Anders verhält es sich bei den Jüngerinnen und Jüngern Jesu. Sie werden zwar durch den Verrat und den Tod Jesu auseinander geschleudert. Aber sie sind durch das von Jesus eingesetzte Abendmahl gegen die Gefahren von außen und von innen immunisiert. Jesus hat in der Nacht des Verrats mit seiner vorausschauenden Liebe vorgesorgt für die treu- und hilflosen Jünger. In dem Auferstandenen begegnet ihnen der, der vorausblickend seine Gegenwart in Brot und Wein verheißt, der das Gemeinschaftsmahl ›zu seinem Gedächtnis‹ stiftet und seine Gegenwart und die schöpferischen Kräfte in dieses Mahl einbindet. Durch das Abendmahl ermöglicht Jesus, dass seine Jünger und Jüngerinnen zu allen Zeiten, auch in Zeiten größter Not, die Gemeinschaft mit ihm erneuern können.[4] Und so wollen wir dieses Mahl der Versöhnung, der Befreiung und des Friedens miteinander feiern.
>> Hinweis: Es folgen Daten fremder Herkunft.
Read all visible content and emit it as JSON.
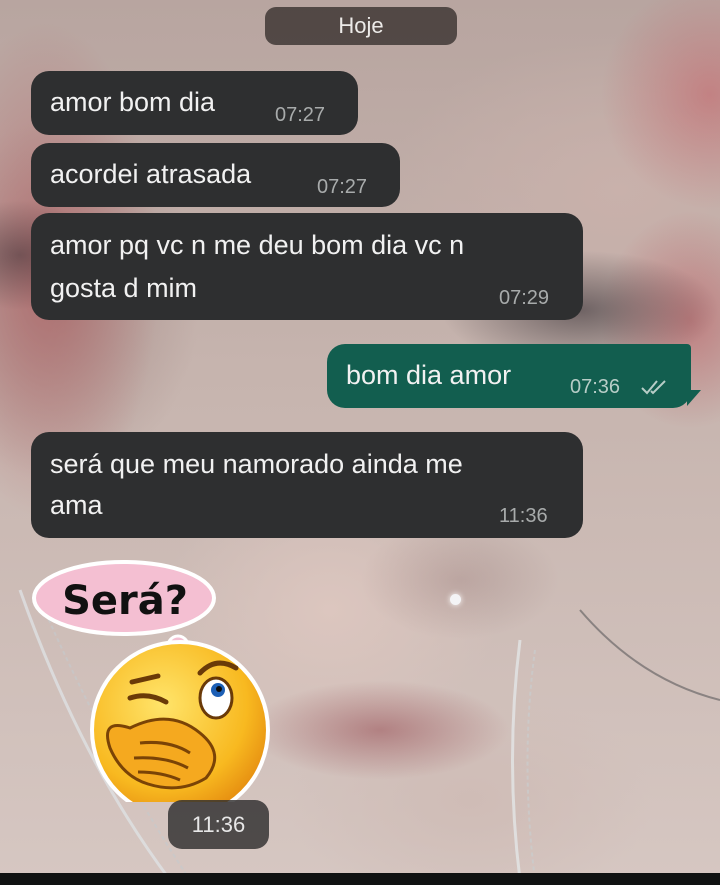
{
  "date_chip": "Hoje",
  "messages": [
    {
      "direction": "incoming",
      "lines": [
        "amor bom dia"
      ],
      "time": "07:27"
    },
    {
      "direction": "incoming",
      "lines": [
        "acordei atrasada"
      ],
      "time": "07:27"
    },
    {
      "direction": "incoming",
      "lines": [
        "amor pq vc n me deu bom dia vc n",
        "gosta d mim"
      ],
      "time": "07:29"
    },
    {
      "direction": "outgoing",
      "lines": [
        "bom dia amor"
      ],
      "time": "07:36",
      "status": "read"
    },
    {
      "direction": "incoming",
      "lines": [
        "será que meu namorado ainda me",
        "ama"
      ],
      "time": "11:36"
    }
  ],
  "sticker": {
    "text": "Será?",
    "icon": "thinking-winking-emoji-icon",
    "time": "11:36"
  },
  "colors": {
    "incoming_bubble": "#2e2f30",
    "outgoing_bubble": "#125e4f",
    "timestamp": "#a8abab",
    "read_ticks": "#b7cdc7",
    "sticker_cloud": "#f4bfd2"
  }
}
»Und der Friede Gottes, der höher ist, als alle menschliche Vernunft, bewahre unsere Herzen und Sinne in Christus Jesus.«

Amen. 


[1] »Was du tun willst, tue bald« (Joh 13,27b)

[2] Z.B. Mk 14,37-41.66-72; Lk 22,24; Joh 6,60.52.

[3] Ex 12; Num 9,1ff; 28,16ff; Dtn 16,1ff.

[4] Wichtige Hinweise verdankt die letzten Abschnitte den Überlegungen von Michael Welker, Was geht vor beim Abendmahl?, Stuttgart 1999, 53-63.80f.110-124.